Isamudin zaprosil nas do siebie... Czasem brakuje mi slow by opisac to co tu zyjemy... Miejsce jest nieziemski bo tworza je nieziemscy ludzie... Bogaci w talenty, pogode ducha, serdecznosc zyja w trudnych coby niepowiedziec bardzo trudnych warunkach... Niechca nieczego od nikogo tylko spokoju i pewnosci ze ich dzieci beda mogly kontynulowac tradycje sztuk wymierajacych - lalkarze, cyrkowcy, muzyce, magowie, spiewacy... zapraszani na miedzynarodowe festiwale, znani na arenie sztuki europejskiej, zapomnieni w Indiach martwia sie o przyszlosc o ich przetrwanie. Istniejace NGO w dzielnicy zajely sie tak pilnie promocja artystow, edukacja ich dzieci i wypelnianiem kolejnych samolotow lecacych na festiwale do Europy... ze zapomnialy o pielegnowaniu ich i ich tradycji. Ludzie zyjacy w dzielnicy pomalu odwracaja sie od sztuki tradycyjnej z przeksztalcaja sie w artystow zachodnich - dumnych ze byli w Euroipe juz 25 razy... Ich dzieci chodza do szkoly z europejskim sytemet nauczania i sztuka praktykowana przez ich rodziny dla dzieci staje sie jedynie hobby. Isamudin mowi ze za 20 lat ich sztuka umrze... Sam jest magiem- jak jego ojciec, ktorego tez spotkalismy wczoraj... Sztuczek magicznych uczyl sie od ojca a nie w szkole... Jako jedyny na swiecie potrafi robic sztuczke z lina... Film na stronie...

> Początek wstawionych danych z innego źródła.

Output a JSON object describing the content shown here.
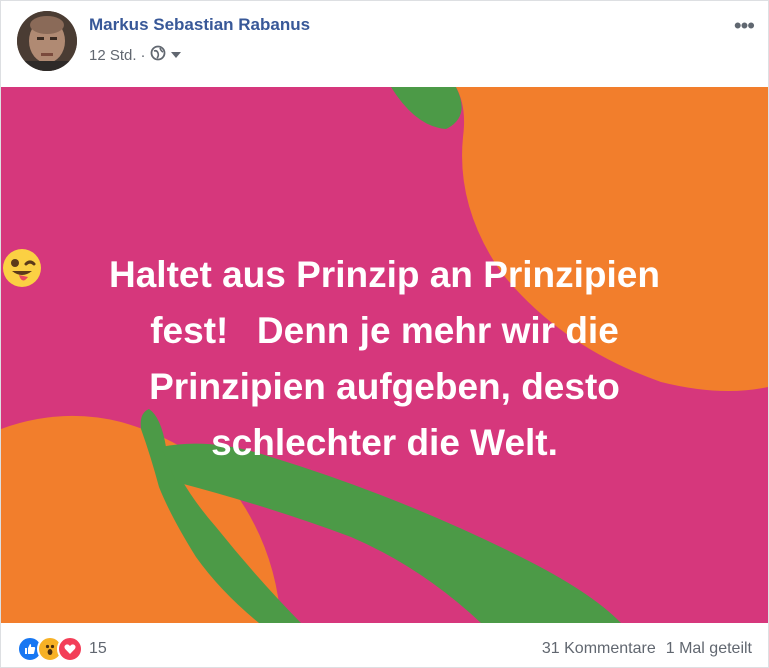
{
  "post": {
    "author": "Markus Sebastian Rabanus",
    "timestamp": "12 Std.",
    "separator": "·",
    "privacy_icon": "globe-icon",
    "audience_dropdown_icon": "caret-down-icon",
    "more_icon": "more-options-icon",
    "more_label": "•••",
    "text_lines": [
      "Haltet aus Prinzip an Prinzipien",
      "fest!",
      "Denn je mehr wir die",
      "Prinzipien aufgeben, desto",
      "schlechter die Welt."
    ],
    "emoji": "winking-face-with-tongue",
    "background": {
      "base": "#d6377c",
      "orange": "#f27e2c",
      "green": "#4c9a47"
    }
  },
  "footer": {
    "reaction_icons": [
      "like-icon",
      "wow-icon",
      "love-icon"
    ],
    "reaction_count": "15",
    "comments": "31 Kommentare",
    "shares": "1 Mal geteilt"
  },
  "colors": {
    "link": "#385898",
    "meta": "#616770",
    "like": "#1877f2",
    "love": "#f33e58",
    "wow": "#f7b125"
  }
}
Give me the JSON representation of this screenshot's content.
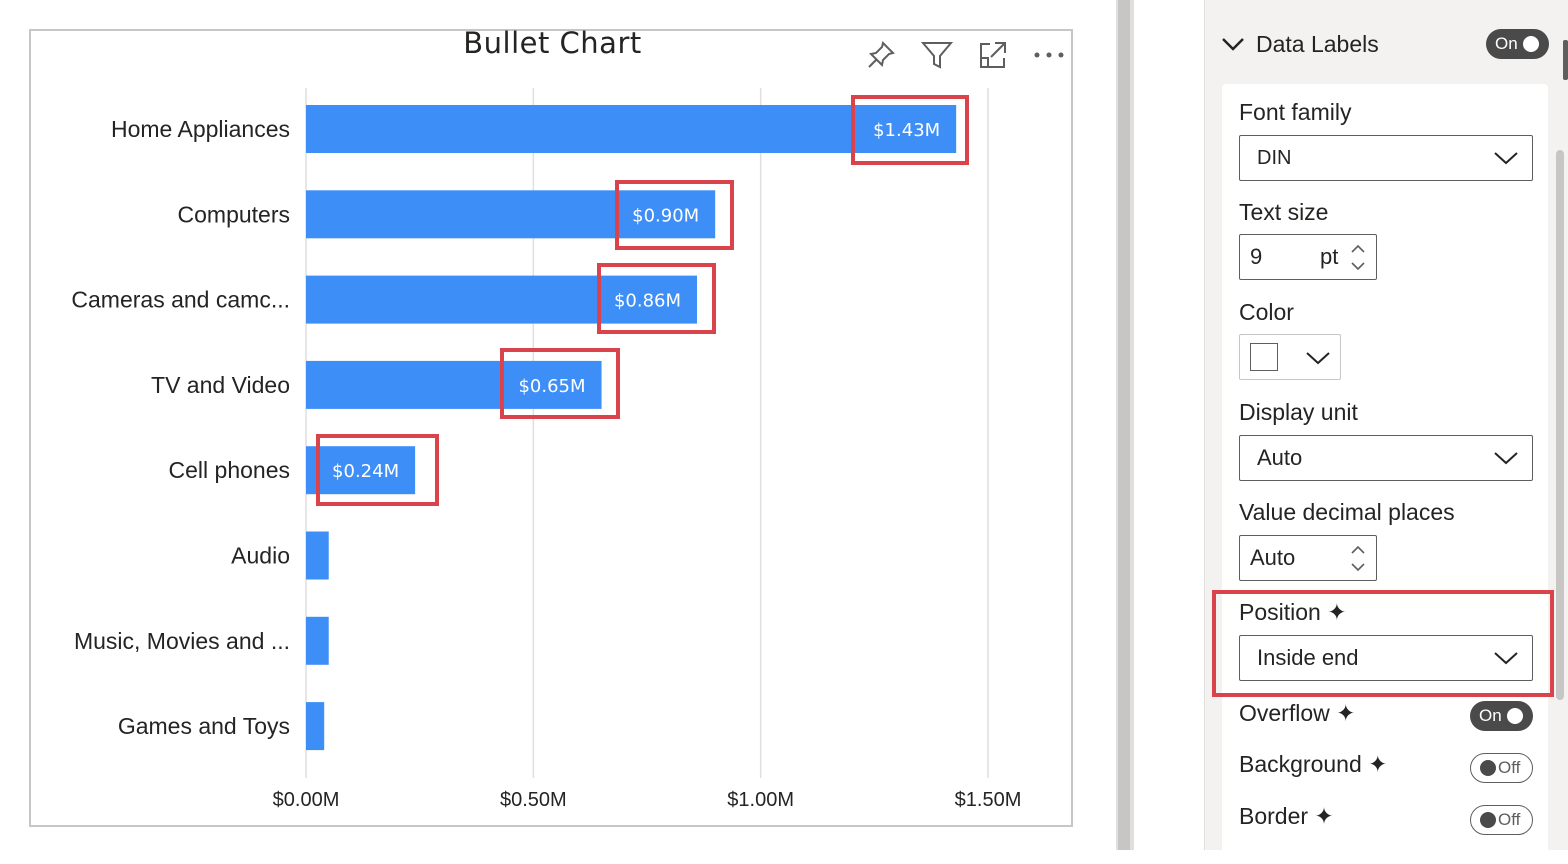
{
  "visual": {
    "title": "Bullet Chart",
    "header_icons": [
      "pin-icon",
      "filter-icon",
      "focus-mode-icon",
      "more-options-icon"
    ]
  },
  "chart_data": {
    "type": "bar",
    "orientation": "horizontal",
    "categories": [
      "Home Appliances",
      "Computers",
      "Cameras and camc...",
      "TV and Video",
      "Cell phones",
      "Audio",
      "Music, Movies and ...",
      "Games and Toys"
    ],
    "values": [
      1.43,
      0.9,
      0.86,
      0.65,
      0.24,
      0.05,
      0.05,
      0.04
    ],
    "data_labels": [
      "$1.43M",
      "$0.90M",
      "$0.86M",
      "$0.65M",
      "$0.24M",
      "",
      "",
      ""
    ],
    "x_ticks": [
      0,
      0.5,
      1.0,
      1.5
    ],
    "x_tick_labels": [
      "$0.00M",
      "$0.50M",
      "$1.00M",
      "$1.50M"
    ],
    "xlim": [
      0,
      1.5
    ],
    "grid": true,
    "bar_color": "#3e8ef7",
    "title": "Bullet Chart"
  },
  "format_pane": {
    "section_title": "Data Labels",
    "section_toggle": "On",
    "font_family_label": "Font family",
    "font_family_value": "DIN",
    "text_size_label": "Text size",
    "text_size_value": "9",
    "text_size_unit": "pt",
    "color_label": "Color",
    "color_value": "#ffffff",
    "display_unit_label": "Display unit",
    "display_unit_value": "Auto",
    "decimal_label": "Value decimal places",
    "decimal_value": "Auto",
    "position_label": "Position ✦",
    "position_value": "Inside end",
    "overflow_label": "Overflow ✦",
    "overflow_toggle": "On",
    "background_label": "Background ✦",
    "background_toggle": "Off",
    "border_label": "Border ✦",
    "border_toggle": "Off"
  },
  "colors": {
    "highlight": "#d9434b",
    "bar": "#3e8ef7"
  }
}
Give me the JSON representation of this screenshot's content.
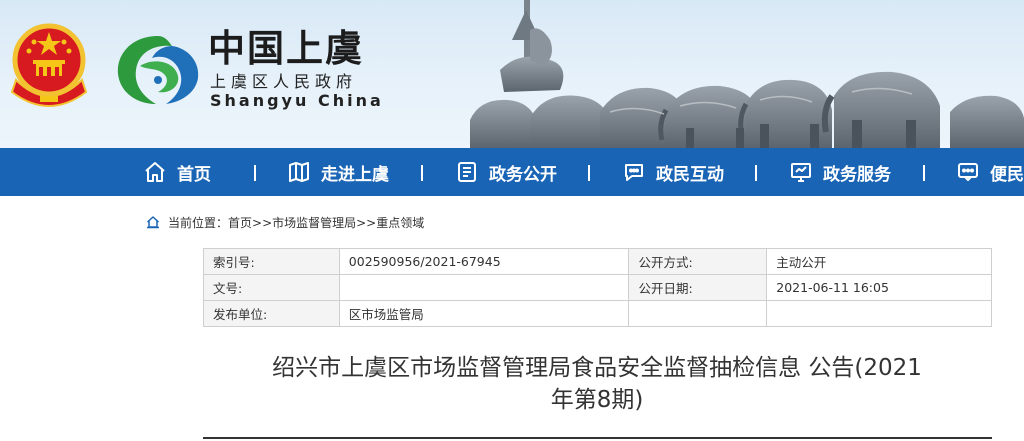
{
  "header": {
    "site_name": "中国上虞",
    "site_subtitle": "上虞区人民政府",
    "site_english": "Shangyu China"
  },
  "nav": {
    "items": [
      {
        "label": "首页",
        "icon": "home-icon"
      },
      {
        "label": "走进上虞",
        "icon": "map-icon"
      },
      {
        "label": "政务公开",
        "icon": "document-icon"
      },
      {
        "label": "政民互动",
        "icon": "chat-icon"
      },
      {
        "label": "政务服务",
        "icon": "monitor-icon"
      },
      {
        "label": "便民",
        "icon": "message-icon"
      }
    ]
  },
  "breadcrumb": {
    "prefix": "当前位置：",
    "path": "首页>>市场监督管理局>>重点领域"
  },
  "info": {
    "index_label": "索引号:",
    "index_value": "002590956/2021-67945",
    "publish_method_label": "公开方式:",
    "publish_method_value": "主动公开",
    "doc_no_label": "文号:",
    "doc_no_value": "",
    "publish_date_label": "公开日期:",
    "publish_date_value": "2021-06-11 16:05",
    "issuer_label": "发布单位:",
    "issuer_value": "区市场监管局"
  },
  "article": {
    "title_line1": "绍兴市上虞区市场监督管理局食品安全监督抽检信息 公告(2021",
    "title_line2": "年第8期)"
  },
  "colors": {
    "nav_bg": "#1a64b6",
    "header_bg": "#dcebf7",
    "logo_green": "#2e9a3e",
    "logo_blue": "#1f6fb9"
  }
}
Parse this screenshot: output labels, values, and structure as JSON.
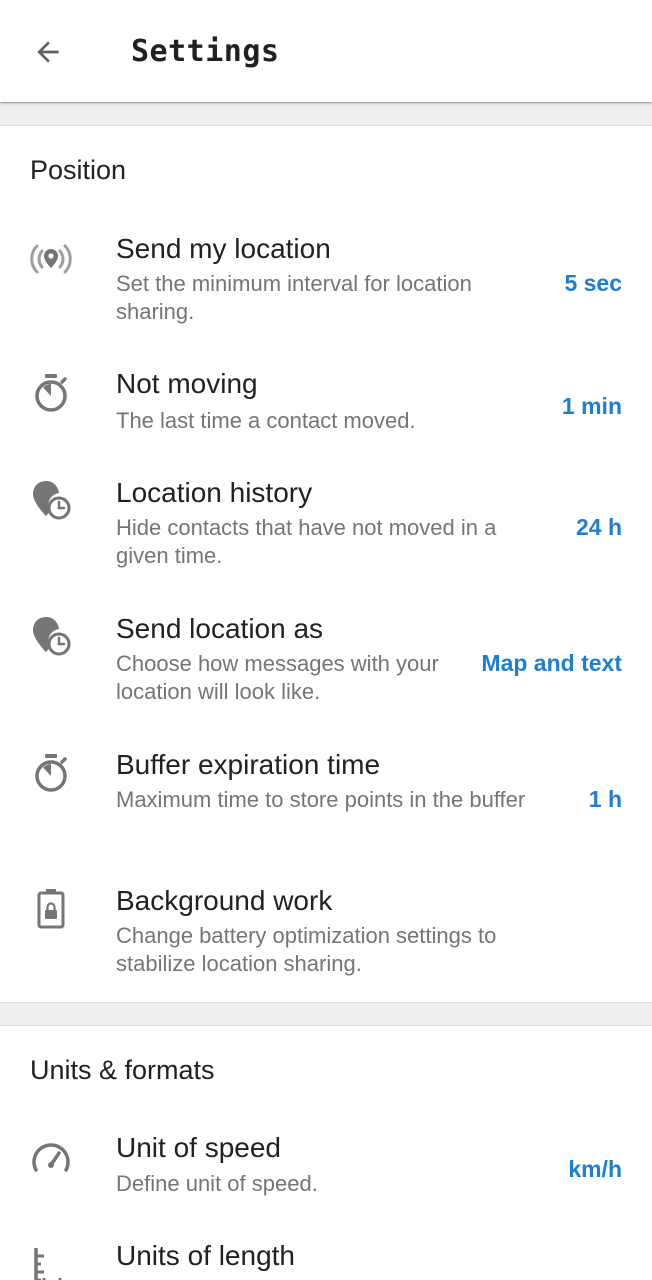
{
  "appbar": {
    "title": "Settings"
  },
  "position_section": {
    "title": "Position",
    "items": [
      {
        "title": "Send my location",
        "summary": "Set the minimum interval for location sharing.",
        "value": "5 sec",
        "icon": "location-broadcast-icon"
      },
      {
        "title": "Not moving",
        "summary": "The last time a contact moved.",
        "value": "1 min",
        "icon": "timer-icon"
      },
      {
        "title": "Location history",
        "summary": "Hide contacts that have not moved in a given time.",
        "value": "24 h",
        "icon": "location-history-icon"
      },
      {
        "title": "Send location as",
        "summary": "Choose how messages with your location will look like.",
        "value": "Map and text",
        "icon": "location-history-icon"
      },
      {
        "title": "Buffer expiration time",
        "summary": "Maximum time to store points in the buffer",
        "value": "1 h",
        "icon": "timer-icon"
      },
      {
        "title": "Background work",
        "summary": "Change battery optimization settings to stabilize location sharing.",
        "value": "",
        "icon": "battery-lock-icon"
      }
    ]
  },
  "units_section": {
    "title": "Units & formats",
    "items": [
      {
        "title": "Unit of speed",
        "summary": "Define unit of speed.",
        "value": "km/h",
        "icon": "speedometer-icon"
      },
      {
        "title": "Units of length",
        "summary": "",
        "value": "",
        "icon": "ruler-icon"
      }
    ]
  },
  "colors": {
    "accent": "#1e7fd2",
    "title_text": "#212121",
    "summary_text": "#757575",
    "divider": "#efefef"
  }
}
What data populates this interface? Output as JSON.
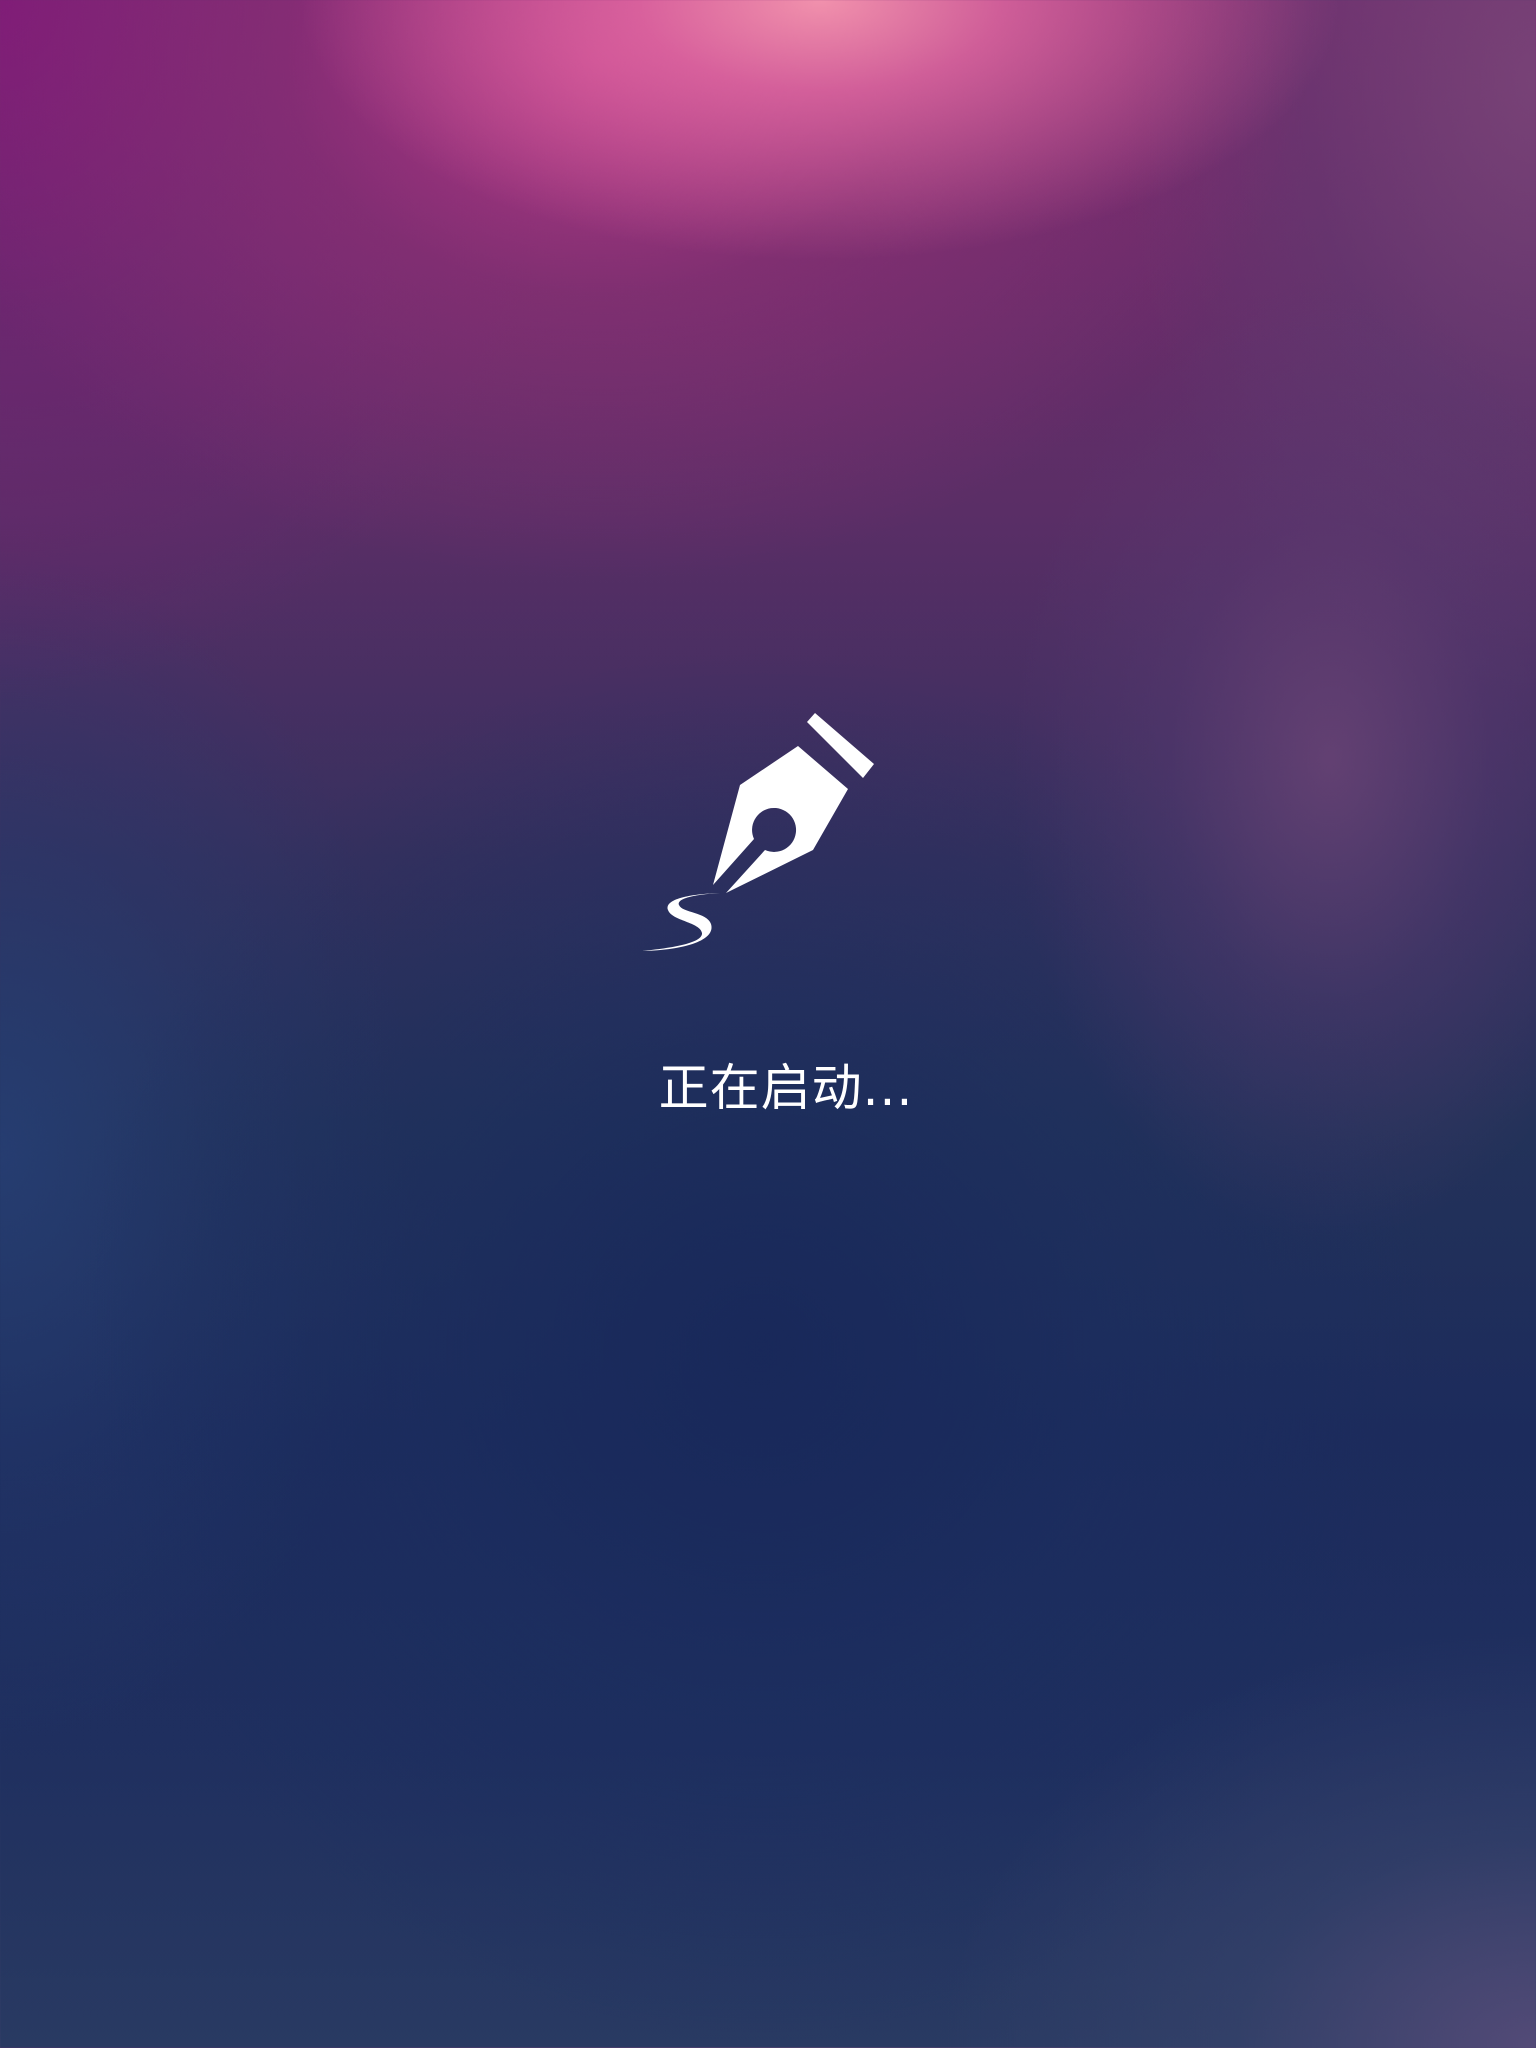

http://www.xploremagic.com/50-Greatest-Trick/
-20-of-50-Greatest-Magic-Tricks-Indian-Rope-Trick-by-Ishamuddin.html

Jednym slowem poznalismy bardzo ciekawe miejce , gdzie tradycja sciera sie z nowoczesnoscia... z sila pieniadza... z wykorzystywaniem biedy ... i trudna sytuacja edukacji tych ludzi...
Byc moze tym sie zajme....

Poki co caly ten tydzien spotykam wielu ciekawych ludzi ktorzy opowiadaja mi o edukacji w Indiach i juz niedlugo wybor moj zapadnie :)

Z innych zmian- zmienilismy mieszkanie i wynajmujemy pokoj w nieco bogatej dzielnicy za niewielkie pieniadze u ciekawego czlowieka Ajdzeja ( zajmuje sie edukacja srodowiskowa dla dzieci w himalajach). Dzielnica bogata i zatem ciezko nam negocjowac ceny bo nas biora za bogaczy... znalezlismy na to sposob...
Jesli juz nic juz nie pomaga - proponujemy granie na flecie i akordeonie i ceny ida w dol :)

Wlasnie zjedlismy super obiad - w miejscu gdzie pracuje mamy kucharza, ktory jest doskonaly i przemily... rano robi mi kawke i daje slodycze... slowem jestem w dobrych renkach...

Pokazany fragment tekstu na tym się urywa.